I sent off an email to my good friend Alwyn Cosgrove about our new Optimal Shoulder Performance DVD set , and he asked me what I thought were the three most important things that folks - from fitness professionals to regular ol’ weekend warriors - ought to know with respect to the shoulder. Here were the first concepts that came to mind:
1. You should NEVER be intimidated when you hear/see the words “rotator cuff tear” or “labral tear.”
Why? Because if you are training clients, you are absolutely, positively already training people who have these issues but are 100% asymptomatic. Some interesting research:
Miniaci et al. (2003) found that 79% of professional baseball pitchers - the people who put the most stress on their shoulders on the planet - actually had “abnormal labrum” features. They concluded that “magnetic resonance imaging of the shoulder in asymptomatic high performance throwing athletes reveals abnormalities that may encompass a spectrum of ‘nonclinical’ findings.”
Meanwhile, rotator cuff tears often go completely unnoticed. Sher et al. (1995) took MRIs on the shoulders of 96 asymptomatic subjects, and found cuff tears in 34% of cases, and 54% of those older than 60. Meanwhile, another Miniaci study (1995) found ZERO completely normal rotator cuffs in those under the age of 50 out of a sample size of 30 shoulders.

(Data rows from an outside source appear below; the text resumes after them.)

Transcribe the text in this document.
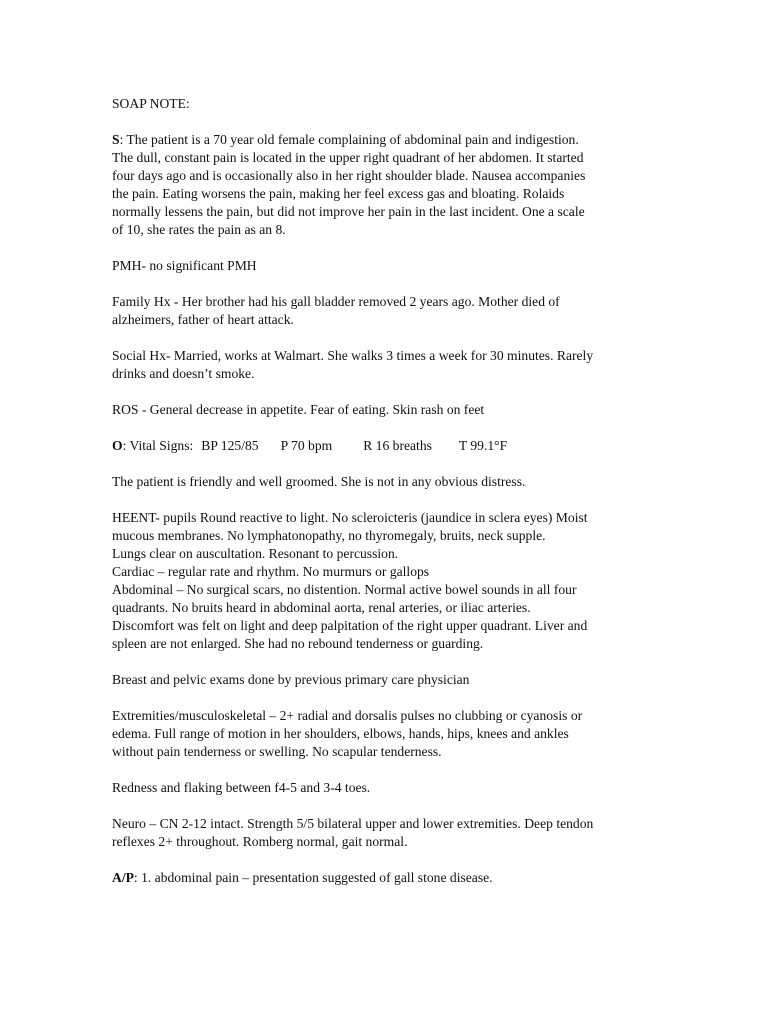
SOAP NOTE:

S: The patient is a 70 year old female complaining of abdominal pain and indigestion.
The dull, constant pain is located in the upper right quadrant of her abdomen. It started
four days ago and is occasionally also in her right shoulder blade. Nausea accompanies
the pain. Eating worsens the pain, making her feel excess gas and bloating. Rolaids
normally lessens the pain, but did not improve her pain in the last incident. One a scale
of 10, she rates the pain as an 8.

PMH- no significant PMH

Family Hx - Her brother had his gall bladder removed 2 years ago. Mother died of
alzheimers, father of heart attack.

Social Hx- Married, works at Walmart. She walks 3 times a week for 30 minutes. Rarely
drinks and doesn’t smoke.

ROS - General decrease in appetite. Fear of eating. Skin rash on feet

O: Vital Signs: BP 125/85 P 70 bpm R 16 breaths T 99.1°F

The patient is friendly and well groomed. She is not in any obvious distress.

HEENT- pupils Round reactive to light. No scleroicteris (jaundice in sclera eyes) Moist
mucous membranes. No lymphatonopathy, no thyromegaly, bruits, neck supple.
Lungs clear on auscultation. Resonant to percussion.
Cardiac – regular rate and rhythm. No murmurs or gallops
Abdominal – No surgical scars, no distention. Normal active bowel sounds in all four
quadrants. No bruits heard in abdominal aorta, renal arteries, or iliac arteries.
Discomfort was felt on light and deep palpitation of the right upper quadrant. Liver and
spleen are not enlarged. She had no rebound tenderness or guarding.

Breast and pelvic exams done by previous primary care physician

Extremities/musculoskeletal – 2+ radial and dorsalis pulses no clubbing or cyanosis or
edema. Full range of motion in her shoulders, elbows, hands, hips, knees and ankles
without pain tenderness or swelling. No scapular tenderness.

Redness and flaking between f4-5 and 3-4 toes.

Neuro – CN 2-12 intact. Strength 5/5 bilateral upper and lower extremities. Deep tendon
reflexes 2+ throughout. Romberg normal, gait normal.

A/P: 1. abdominal pain – presentation suggested of gall stone disease.
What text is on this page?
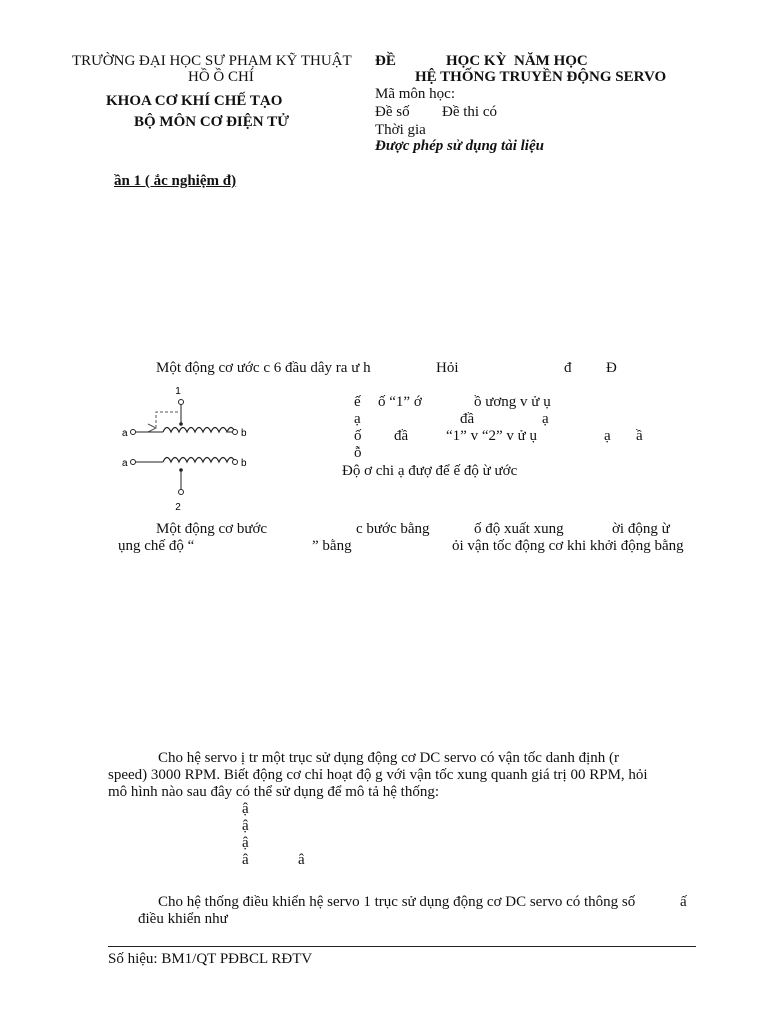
TRƯỜNG ĐẠI HỌC SƯ PHẠM KỸ THUẬT
HỒ Ồ CHÍ
KHOA CƠ KHÍ CHẾ TẠO
BỘ MÔN CƠ ĐIỆN TỬ
ĐỀ	HỌC KỲ NĂM HỌC
HỆ THỐNG TRUYỀN ĐỘNG SERVO
Mã môn học:
Đề số Đề thi có
Thời gia
Được phép sử dụng tài liệu
ần 1 ( ắc nghiệm đ)
Một động cơ ước c 6 đầu dây ra ư h	Hỏi	đ Đ
1
a	b
a	b
2
ế ố “1” ớ	ồ ương v ử ụ
ạ	đầ	ạ
ố đầ	“1” v “2” v ử ụ	ạ ầ
ỗ
Độ ơ chi ạ đượ để ế độ ừ ước
Một động cơ bước	c bước bằng	ố độ xuất xung	ời động ừ
ụng chế độ “	” bằng	ỏi vận tốc động cơ khi khởi động bằng
Cho hệ servo ị tr một trục sử dụng động cơ DC servo có vận tốc danh định (r
speed) 3000 RPM. Biết động cơ chỉ hoạt độ g với vận tốc xung quanh giá trị 00 RPM, hỏi
mô hình nào sau đây có thể sử dụng để mô tả hệ thống:
ậ
ậ
ậ
â	â
Cho hệ thống điều khiển hệ servo 1 trục sử dụng động cơ DC servo có thông số	ấ
điều khiển như
Số hiệu: BM1/QT PĐBCL RĐTV
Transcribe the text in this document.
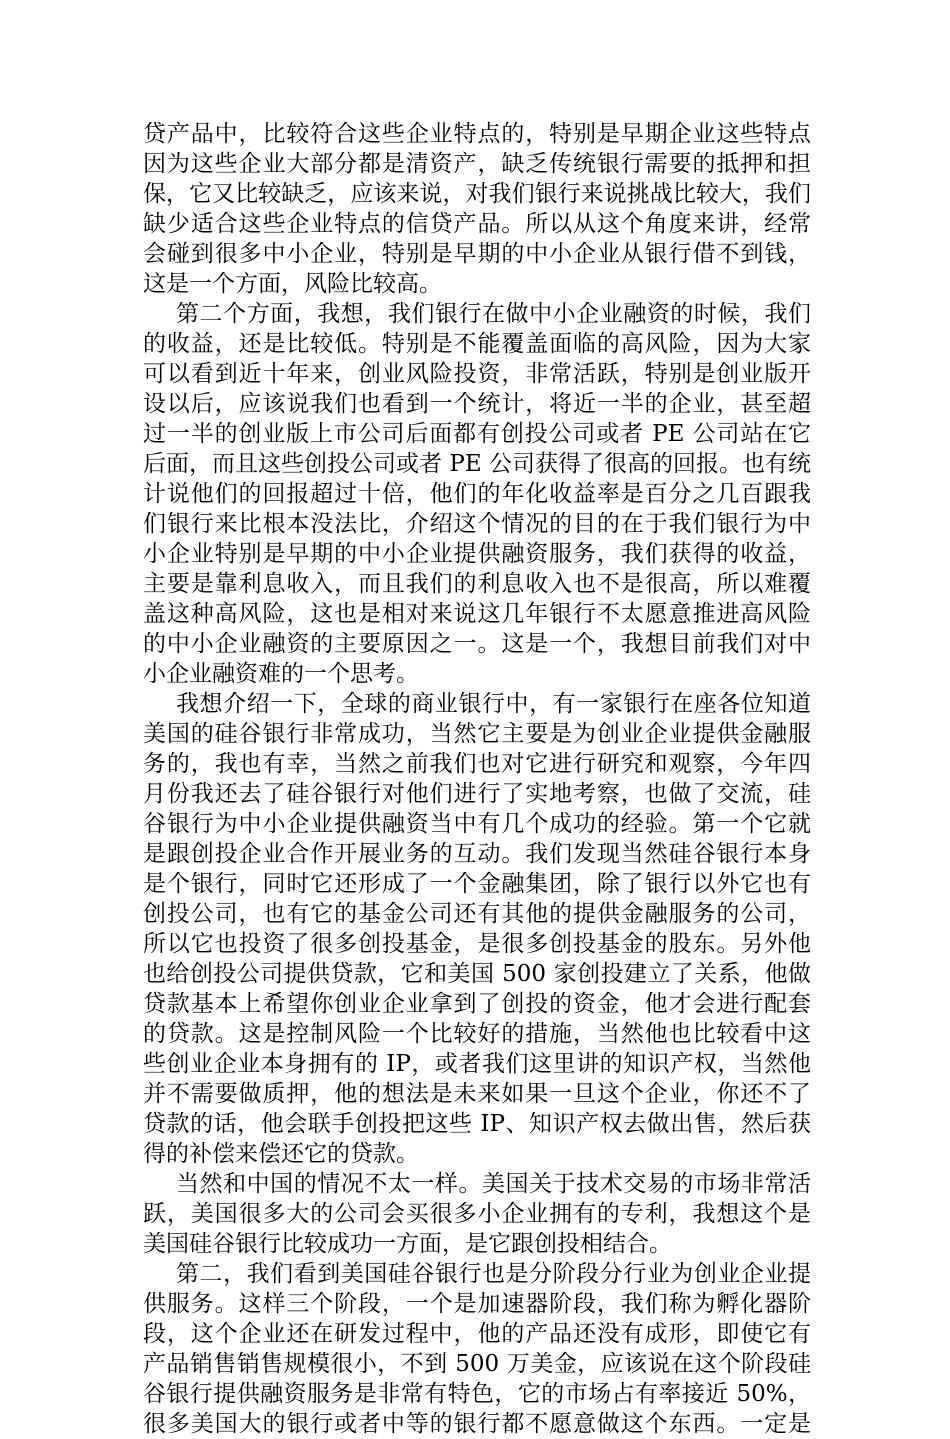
贷产品中，比较符合这些企业特点的，特别是早期企业这些特点
因为这些企业大部分都是清资产，缺乏传统银行需要的抵押和担
保，它又比较缺乏，应该来说，对我们银行来说挑战比较大，我们
缺少适合这些企业特点的信贷产品。所以从这个角度来讲，经常
会碰到很多中小企业，特别是早期的中小企业从银行借不到钱，
这是一个方面，风险比较高。
第二个方面，我想，我们银行在做中小企业融资的时候，我们
的收益，还是比较低。特别是不能覆盖面临的高风险，因为大家
可以看到近十年来，创业风险投资，非常活跃，特别是创业版开
设以后，应该说我们也看到一个统计，将近一半的企业，甚至超
过一半的创业版上市公司后面都有创投公司或者 PE 公司站在它
后面，而且这些创投公司或者 PE 公司获得了很高的回报。也有统
计说他们的回报超过十倍，他们的年化收益率是百分之几百跟我
们银行来比根本没法比，介绍这个情况的目的在于我们银行为中
小企业特别是早期的中小企业提供融资服务，我们获得的收益，
主要是靠利息收入，而且我们的利息收入也不是很高，所以难覆
盖这种高风险，这也是相对来说这几年银行不太愿意推进高风险
的中小企业融资的主要原因之一。这是一个，我想目前我们对中
小企业融资难的一个思考。
我想介绍一下，全球的商业银行中，有一家银行在座各位知道
美国的硅谷银行非常成功，当然它主要是为创业企业提供金融服
务的，我也有幸，当然之前我们也对它进行研究和观察，今年四
月份我还去了硅谷银行对他们进行了实地考察，也做了交流，硅
谷银行为中小企业提供融资当中有几个成功的经验。第一个它就
是跟创投企业合作开展业务的互动。我们发现当然硅谷银行本身
是个银行，同时它还形成了一个金融集团，除了银行以外它也有
创投公司，也有它的基金公司还有其他的提供金融服务的公司，
所以它也投资了很多创投基金，是很多创投基金的股东。另外他
也给创投公司提供贷款，它和美国 500 家创投建立了关系，他做
贷款基本上希望你创业企业拿到了创投的资金，他才会进行配套
的贷款。这是控制风险一个比较好的措施，当然他也比较看中这
些创业企业本身拥有的 IP，或者我们这里讲的知识产权，当然他
并不需要做质押，他的想法是未来如果一旦这个企业，你还不了
贷款的话，他会联手创投把这些 IP、知识产权去做出售，然后获
得的补偿来偿还它的贷款。
当然和中国的情况不太一样。美国关于技术交易的市场非常活
跃，美国很多大的公司会买很多小企业拥有的专利，我想这个是
美国硅谷银行比较成功一方面，是它跟创投相结合。
第二，我们看到美国硅谷银行也是分阶段分行业为创业企业提
供服务。这样三个阶段，一个是加速器阶段，我们称为孵化器阶
段，这个企业还在研发过程中，他的产品还没有成形，即使它有
产品销售销售规模很小，不到 500 万美金，应该说在这个阶段硅
谷银行提供融资服务是非常有特色，它的市场占有率接近 50%，
很多美国大的银行或者中等的银行都不愿意做这个东西。一定是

What’s my point? Both the people who are in pain AND those who have absolutely no pain can have disastrous looking shoulder MRIs. So, in many cases, it is something other than just the structural deficit that causes certain people to experience pain. To me, that difference is how they move.
A torn labrum may become symptomatic in a thrower with poor shoulder internal rotation. Or, a partial thickness cuff tear my reach the pain threshold in a lifter who doesn’t have adequate scapular stability.
In short, a MRI report doesn’t tell you everything there is to know about a shoulder - and you need to assume that a lot of your clients are already jacked up.
2. When assessing a shoulder, everything starts with total motion. In healthy shoulders, total motion - which comes from adding internal rotation and external rotation - should be the same on the right and left side. This “arc” may occur in a different place on each shoulder, but as long as it’s symmetrical from side-to-side, you’re off to a good start - and that’s when you work further down the chain to see what’s going on with scapula stability, thoracic spine mobility, etc.
3. 100% of all shoulder problems involve scapular dysfunction. The interaction of the glenoid fossa of the scapula (socket) and humeral head (ball) is what allows the glenohumeral joint (shoulder) to do what it needs to do. However, most individuals have some form of shortness (e.g., pec minor, levator scapulae) or weakness (e.g., serratus anterior, lower trapezius) of muscles working on the scapula. These inefficiencies alter glenohumeral alignment and increases stress on the rotator cuff, biceps tendon, labrum, and glenohumeral ligaments. Identifying and addressing scapular issues is a key step in preventing shoulder pain.